Ann-Hari tells everyone, -Not backward, we don’t go back, we go out. And she points into the wilderness.

They choose messengers. Riders. A Remade sutured to steam-and-piston legs like spread-out fingers that run with tremendous shuddering up slopes of rock, his man-torso aflail like an unwilling passenger. Another, a muscled man made a strange six-limbed thing: he is joined below his abdomen to the neck of a great bipedal lizard, one of those the badland nomads half-tame to ride. He stands high on two back-bent legs before a stiff tail, clawed forearms just below his human skin. He has been a scout for months, ridden by a gendarme with a gun to his back.

– Go, says Uzman. -Stay by the tracks. Out of sight. Get to the towns. Get to the workcamps, get to Junctiontown. And Jabber and fuck, get to New Crobuzon. Tell them. Tell the new guilds.

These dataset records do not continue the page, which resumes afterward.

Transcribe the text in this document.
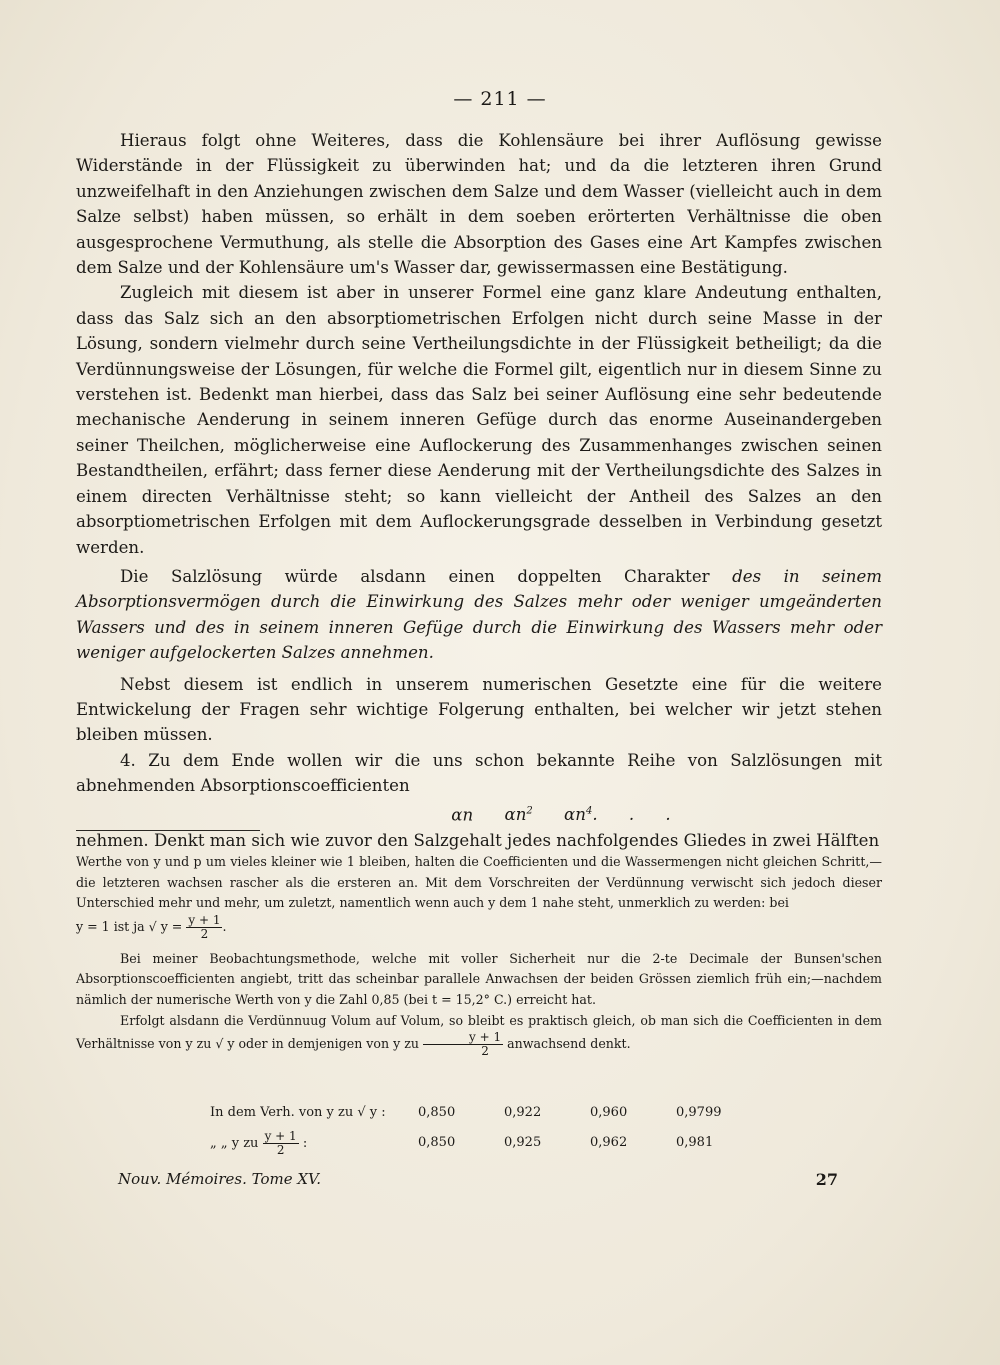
— 211 —

Hieraus folgt ohne Weiteres, dass die Kohlensäure bei ihrer Auflösung gewisse Widerstände in der Flüssigkeit zu überwinden hat; und da die letzteren ihren Grund unzweifelhaft in den Anziehungen zwischen dem Salze und dem Wasser (vielleicht auch in dem Salze selbst) haben müssen, so erhält in dem soeben erörterten Verhältnisse die oben ausgesprochene Vermuthung, als stelle die Absorption des Gases eine Art Kampfes zwischen dem Salze und der Kohlensäure um's Wasser dar, gewissermassen eine Bestätigung.

Zugleich mit diesem ist aber in unserer Formel eine ganz klare Andeutung enthalten, dass das Salz sich an den absorptiometrischen Erfolgen nicht durch seine Masse in der Lösung, sondern vielmehr durch seine Vertheilungsdichte in der Flüssigkeit betheiligt; da die Verdünnungsweise der Lösungen, für welche die Formel gilt, eigentlich nur in diesem Sinne zu verstehen ist. Bedenkt man hierbei, dass das Salz bei seiner Auflösung eine sehr bedeutende mechanische Aenderung in seinem inneren Gefüge durch das enorme Auseinandergeben seiner Theilchen, möglicherweise eine Auflockerung des Zusammenhanges zwischen seinen Bestandtheilen, erfährt; dass ferner diese Aenderung mit der Vertheilungsdichte des Salzes in einem directen Verhältnisse steht; so kann vielleicht der Antheil des Salzes an den absorptiometrischen Erfolgen mit dem Auflockerungsgrade desselben in Verbindung gesetzt werden.

Die Salzlösung würde alsdann einen doppelten Charakter des in seinem Absorptionsvermögen durch die Einwirkung des Salzes mehr oder weniger umgeänderten Wassers und des in seinem inneren Gefüge durch die Einwirkung des Wassers mehr oder weniger aufgelockerten Salzes annehmen.

Nebst diesem ist endlich in unserem numerischen Gesetzte eine für die weitere Entwickelung der Fragen sehr wichtige Folgerung enthalten, bei welcher wir jetzt stehen bleiben müssen.

4. Zu dem Ende wollen wir die uns schon bekannte Reihe von Salzlösungen mit abnehmenden Absorptionscoefficienten

αn $\alpha n^2$ $\alpha n^4$. . .

nehmen. Denkt man sich wie zuvor den Salzgehalt jedes nachfolgendes Gliedes in zwei Hälften

Werthe von y und p um vieles kleiner wie 1 bleiben, halten die Coefficienten und die Wassermengen nicht gleichen Schritt,—die letzteren wachsen rascher als die ersteren an. Mit dem Vorschreiten der Verdünnung verwischt sich jedoch dieser Unterschied mehr und mehr, um zuletzt, namentlich wenn auch y dem 1 nahe steht, unmerklich zu werden: bei

y = 1 ist ja √ $y = \frac{y + 1}{2}$ .

Bei meiner Beobachtungsmethode, welche mit voller Sicherheit nur die 2-te Decimale der Bunsen'schen Absorptionscoefficienten angiebt, tritt das scheinbar parallele Anwachsen der beiden Grössen ziemlich früh ein;—nachdem nämlich der numerische Werth von y die Zahl 0,85 (bei t = 15,2° C.) erreicht hat.

Erfolgt alsdann die Verdünnuug Volum auf Volum, so bleibt es praktisch gleich, ob man sich die Coefficienten in dem Verhältnisse von y zu √ y oder in demjenigen von y zu $\frac{y + 1}{2}$ anwachsend denkt.

In dem Verh. von y zu √ y :	0,850	0,922	0,960	0,9799
„ „ y zu $\frac{y + 1}{2}$ :	0,850	0,925	0,962	0,981
Nouv. Mémoires. Tome XV.	27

Tell them we need help. Have them come. If they support us, down tools for us, we can win this. Remade and free-bring them all.

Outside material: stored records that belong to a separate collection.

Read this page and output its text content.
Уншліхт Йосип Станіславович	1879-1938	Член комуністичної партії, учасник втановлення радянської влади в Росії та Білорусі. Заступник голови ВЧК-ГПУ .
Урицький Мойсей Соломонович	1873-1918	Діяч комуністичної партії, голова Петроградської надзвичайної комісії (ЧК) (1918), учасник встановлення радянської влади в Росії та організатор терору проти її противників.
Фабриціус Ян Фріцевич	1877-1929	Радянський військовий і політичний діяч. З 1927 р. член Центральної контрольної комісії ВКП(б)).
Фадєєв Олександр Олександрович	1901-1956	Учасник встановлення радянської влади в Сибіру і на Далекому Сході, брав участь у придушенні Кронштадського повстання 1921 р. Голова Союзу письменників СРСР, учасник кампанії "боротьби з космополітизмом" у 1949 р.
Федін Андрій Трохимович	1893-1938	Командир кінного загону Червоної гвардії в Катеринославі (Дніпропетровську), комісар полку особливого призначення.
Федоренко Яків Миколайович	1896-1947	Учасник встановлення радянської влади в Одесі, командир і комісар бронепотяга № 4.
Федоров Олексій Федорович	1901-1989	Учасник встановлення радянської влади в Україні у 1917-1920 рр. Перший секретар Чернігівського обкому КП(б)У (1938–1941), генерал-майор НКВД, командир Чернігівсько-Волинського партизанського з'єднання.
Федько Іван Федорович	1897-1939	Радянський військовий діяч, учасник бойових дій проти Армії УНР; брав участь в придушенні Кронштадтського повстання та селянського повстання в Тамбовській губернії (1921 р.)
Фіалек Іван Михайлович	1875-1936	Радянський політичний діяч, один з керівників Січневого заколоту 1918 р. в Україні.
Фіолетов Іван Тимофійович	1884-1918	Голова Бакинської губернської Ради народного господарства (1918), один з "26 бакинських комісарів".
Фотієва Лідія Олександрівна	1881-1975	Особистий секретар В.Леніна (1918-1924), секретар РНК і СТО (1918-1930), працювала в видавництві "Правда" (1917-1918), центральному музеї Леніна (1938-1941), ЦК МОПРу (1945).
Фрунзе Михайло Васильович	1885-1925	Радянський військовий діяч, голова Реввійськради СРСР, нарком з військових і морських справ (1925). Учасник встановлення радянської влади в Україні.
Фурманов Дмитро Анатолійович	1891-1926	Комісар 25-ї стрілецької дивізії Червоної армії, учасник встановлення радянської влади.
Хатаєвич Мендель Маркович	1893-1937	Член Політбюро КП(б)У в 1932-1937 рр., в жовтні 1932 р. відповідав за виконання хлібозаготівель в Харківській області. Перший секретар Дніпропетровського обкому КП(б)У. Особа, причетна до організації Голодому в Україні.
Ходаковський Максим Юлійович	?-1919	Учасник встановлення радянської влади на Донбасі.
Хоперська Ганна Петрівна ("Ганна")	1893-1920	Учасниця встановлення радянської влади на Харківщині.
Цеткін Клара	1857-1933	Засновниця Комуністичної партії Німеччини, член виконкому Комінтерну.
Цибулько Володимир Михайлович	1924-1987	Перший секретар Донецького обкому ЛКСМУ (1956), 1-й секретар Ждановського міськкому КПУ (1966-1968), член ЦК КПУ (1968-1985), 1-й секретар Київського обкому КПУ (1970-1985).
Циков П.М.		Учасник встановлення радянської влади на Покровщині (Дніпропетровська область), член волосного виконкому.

– Uzman, they say and nod, as if his name itself is an affirmative.

The horse riders go in wheels of dust, the steam-insect man in an instant of scuttling speed. The gnarled and reptile-paced man accelerates over shreds of heather by the roadbed. Birds and other things that fly watch them. The ones that are not birds veer with the zigzag spasms of fish in the sea.

The prostitutes let some men come to them in strict conditions, unarmed, guard-women nearby. Since Uzman and Ann-Hari, some of them have even been with Remade.

– New Crobuzon’s full of it, Ann-Hari says. -Whole-and-

Remade fucking. What happens when someone gets the punishment factory, what, always his wife leave him?

– Supposed to. It ain’t decorum.

– They doing it all over the city, like they doing cross-sex, khepri, human, vods.

– True, Judah says. -But you ain’t supposed to admit it. These women… your women… they’re letting us see.

She looks to the moon. She lets the moon go over her. She watches its last light over the skeletal bridge. -City guilds can’t help us here, she says. -This is new.

Torches move on the girders below them. The bridge builders have returned to work, without overseers.

– What did you tell them? says Judah.

– The truth, says Ann-Hari. -Told them they can’t stop. Told them this is a Remaking.

Sunup, after three days, the steam-spider Remade returns. He sucks up water before he can speak.

– They’re coming, he says. -Gendarmes. Hundreds. In a new train. A commandeered passenger train, he tells them, emptied of the sightseers and chancers come to explore the continent’s interior.